İkinci film Derviş Zaimin yönettiği Nokta. Geleneksel minyatür sanatını içeren Cenneti Beklerkenden sonra çektiği son filmi, bir zamanlar işlediği suç yüzünden azap çeken ve çektiği azaptan kurtulmaya çalışan bir hat öğrencisini anlatıyor. Zaim; bir bölüm gerçekleştirmeye çalıştığını bu projenin ikinci filminin Cenneti Beklerken olduğunu belirtti. Farklı bir sinema oluşturmak düşüncesiyle Cenneti Beklerken ortaya çıktı, bu düşünce Noktada da hakim. Birbirinden farklı sanat dallarından bahsettiklerini ve minyatür sanatını ele alırken zaman ve mekanı oynak biçimde ele aldıklarını söyleyen Zaim şöyle konuştu: Nokta filminde başka bir sanatı, hat sanatını kullandık ve sadece bir mekanda, Tuz Gölünde ve beyazı kullanarak çektik. Boşluk diye bir kavramın üzerine gitmemiz gerektiğini düşünüyorum. Karagözdeki küşteri meydanı gibi Bu boşluğa istediğinizi yerleştirebilirsiniz. Benim için boşluk Türk sineması için bir sorun. Filmi yaparken sokaktaki insanın hoşlanacağı bir şekilde yapmaya çalıştım. Filmin müzikleri Mazlum Çimene ait. Filmin bitişinde müzikle ilgili olarak parantez içinde psikopat yazısı dikkat çekiyor.

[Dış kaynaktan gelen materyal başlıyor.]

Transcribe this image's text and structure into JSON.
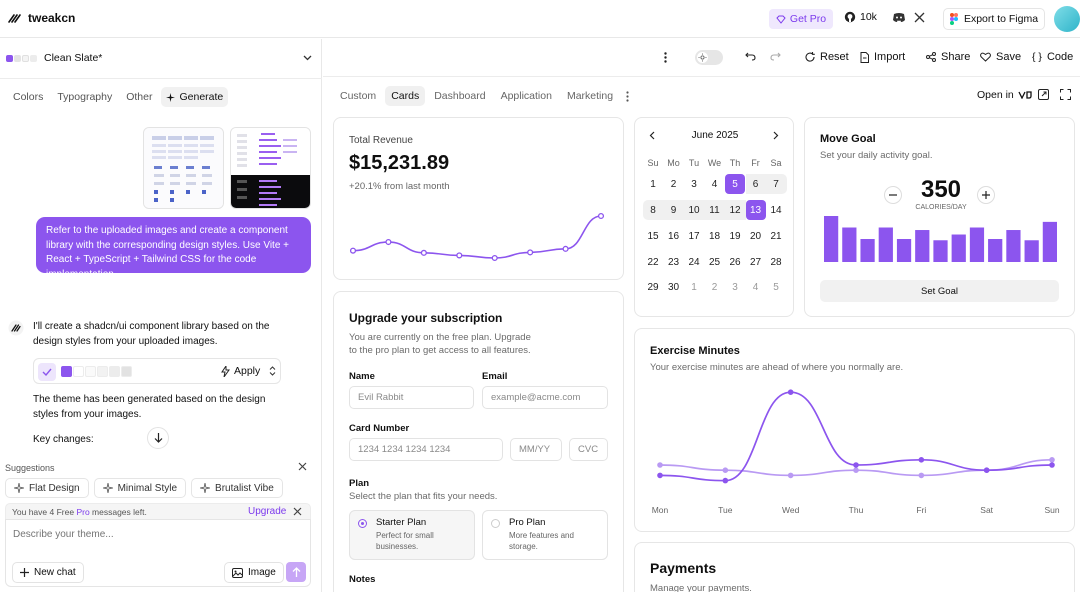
{
  "colors": {
    "accent": "#8c55ee",
    "accent_light": "#efe8fd",
    "border": "#e6e6e6",
    "muted": "#6b6b6b"
  },
  "topbar": {
    "brand": "tweakcn",
    "get_pro": "Get Pro",
    "github_stars": "10k",
    "export_figma": "Export to Figma"
  },
  "left": {
    "theme_name": "Clean Slate*",
    "tabs": [
      "Colors",
      "Typography",
      "Other",
      "Generate"
    ],
    "user_message": "Refer to the uploaded images and create a component library with the corresponding design styles. Use Vite + React + TypeScript + Tailwind CSS for the code implementation.",
    "bot_message": "I'll create a shadcn/ui component library based on the design styles from your uploaded images.",
    "apply_label": "Apply",
    "generated_message": "The theme has been generated based on the design styles from your images.",
    "key_changes": "Key changes:",
    "suggestions_label": "Suggestions",
    "suggestions": [
      "Flat Design",
      "Minimal Style",
      "Brutalist Vibe"
    ],
    "free_pro_prefix": "You have 4 Free ",
    "free_pro_word": "Pro",
    "free_pro_suffix": " messages left.",
    "upgrade": "Upgrade",
    "composer_placeholder": "Describe your theme...",
    "new_chat": "New chat",
    "image_btn": "Image"
  },
  "toolbar": {
    "reset": "Reset",
    "import": "Import",
    "share": "Share",
    "save": "Save",
    "code": "Code"
  },
  "preview_tabs": [
    "Custom",
    "Cards",
    "Dashboard",
    "Application",
    "Marketing"
  ],
  "open_in": "Open in",
  "revenue": {
    "label": "Total Revenue",
    "value": "$15,231.89",
    "change": "+20.1% from last month"
  },
  "subscription": {
    "title": "Upgrade your subscription",
    "desc": "You are currently on the free plan. Upgrade to the pro plan to get access to all features.",
    "name_label": "Name",
    "name_value": "Evil Rabbit",
    "email_label": "Email",
    "email_placeholder": "example@acme.com",
    "card_label": "Card Number",
    "card_placeholder": "1234 1234 1234 1234",
    "mmyy": "MM/YY",
    "cvc": "CVC",
    "plan_label": "Plan",
    "plan_desc": "Select the plan that fits your needs.",
    "starter_title": "Starter Plan",
    "starter_desc": "Perfect for small businesses.",
    "pro_title": "Pro Plan",
    "pro_desc": "More features and storage.",
    "notes_label": "Notes"
  },
  "calendar": {
    "month": "June 2025",
    "weekdays": [
      "Su",
      "Mo",
      "Tu",
      "We",
      "Th",
      "Fr",
      "Sa"
    ],
    "weeks": [
      [
        "1",
        "2",
        "3",
        "4",
        "5",
        "6",
        "7"
      ],
      [
        "8",
        "9",
        "10",
        "11",
        "12",
        "13",
        "14"
      ],
      [
        "15",
        "16",
        "17",
        "18",
        "19",
        "20",
        "21"
      ],
      [
        "22",
        "23",
        "24",
        "25",
        "26",
        "27",
        "28"
      ],
      [
        "29",
        "30",
        "1",
        "2",
        "3",
        "4",
        "5"
      ]
    ],
    "selected": [
      "5",
      "13"
    ],
    "range": [
      "6",
      "7",
      "8",
      "9",
      "10",
      "11",
      "12"
    ]
  },
  "move_goal": {
    "title": "Move Goal",
    "desc": "Set your daily activity goal.",
    "value": "350",
    "unit": "CALORIES/DAY",
    "button": "Set Goal",
    "bars": [
      400,
      300,
      200,
      300,
      200,
      278,
      189,
      239,
      300,
      200,
      278,
      189,
      349
    ]
  },
  "exercise": {
    "title": "Exercise Minutes",
    "desc": "Your exercise minutes are ahead of where you normally are.",
    "days": [
      "Mon",
      "Tue",
      "Wed",
      "Thu",
      "Fri",
      "Sat",
      "Sun"
    ]
  },
  "payments": {
    "title": "Payments",
    "desc": "Manage your payments."
  },
  "chart_data": [
    {
      "type": "line",
      "title": "Total Revenue",
      "values": [
        10400,
        14405,
        9400,
        8200,
        7000,
        9600,
        11244,
        26475
      ]
    },
    {
      "type": "bar",
      "title": "Move Goal",
      "values": [
        400,
        300,
        200,
        300,
        200,
        278,
        189,
        239,
        300,
        200,
        278,
        189,
        349
      ]
    },
    {
      "type": "line",
      "title": "Exercise Minutes",
      "categories": [
        "Mon",
        "Tue",
        "Wed",
        "Thu",
        "Fri",
        "Sat",
        "Sun"
      ],
      "series": [
        {
          "values": [
            130,
            120,
            290,
            150,
            160,
            140,
            150
          ]
        },
        {
          "values": [
            150,
            140,
            130,
            140,
            130,
            140,
            160
          ]
        }
      ]
    }
  ]
}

Bu kavramın anlamını açıklayan Zaim; müziği yaparken farklı tınılar elde etmeye çalıştıklarını, bağlamanın ucunu kesip elde ettikleri bambaşka tınıya psikopat dediklerini ve adının öyle kaldığını söyledi. (Antalya/EVRENSEL)
Üç Maymun Türk izleyiciyle buluştu
61. Uluslararası Cannes Film Festivalinde En İyi Yönetmen Ödülünü kazanan Nuri Bilge Ceylanın 3 Maymun filmi, yarıştığı 45. Antalya Altın Portakal Film Festivalinde gala gösterimiyle ilk kez Türk izleyiciyle buluştu. Nuri Bilge Ceylanın senaryosunu eşi Ebru Ceylan ve Ercan Kesalla yazdığı 3 Maymun filmi, 45. Antalya Altın Portakal Film Festivali Ulusal Uzun Metrajlı Film Yarışması ile 4. Uluslararası Avrasya Film Festivali Uluslararası Uzun Metraj Film Yarışmasında ayrı ayrı ödül arıyor. Sinemaseverlerin yoğun ilgi gösterdiği galaya, yönetmen Nuri Bilge Ceylan, senarist Ebru Ceylan, başrol oyuncuları Hatice Aslan, Yavuz Bingöl, Ahmet Rıfat Şungar ve Ercan Kesal da katıldı.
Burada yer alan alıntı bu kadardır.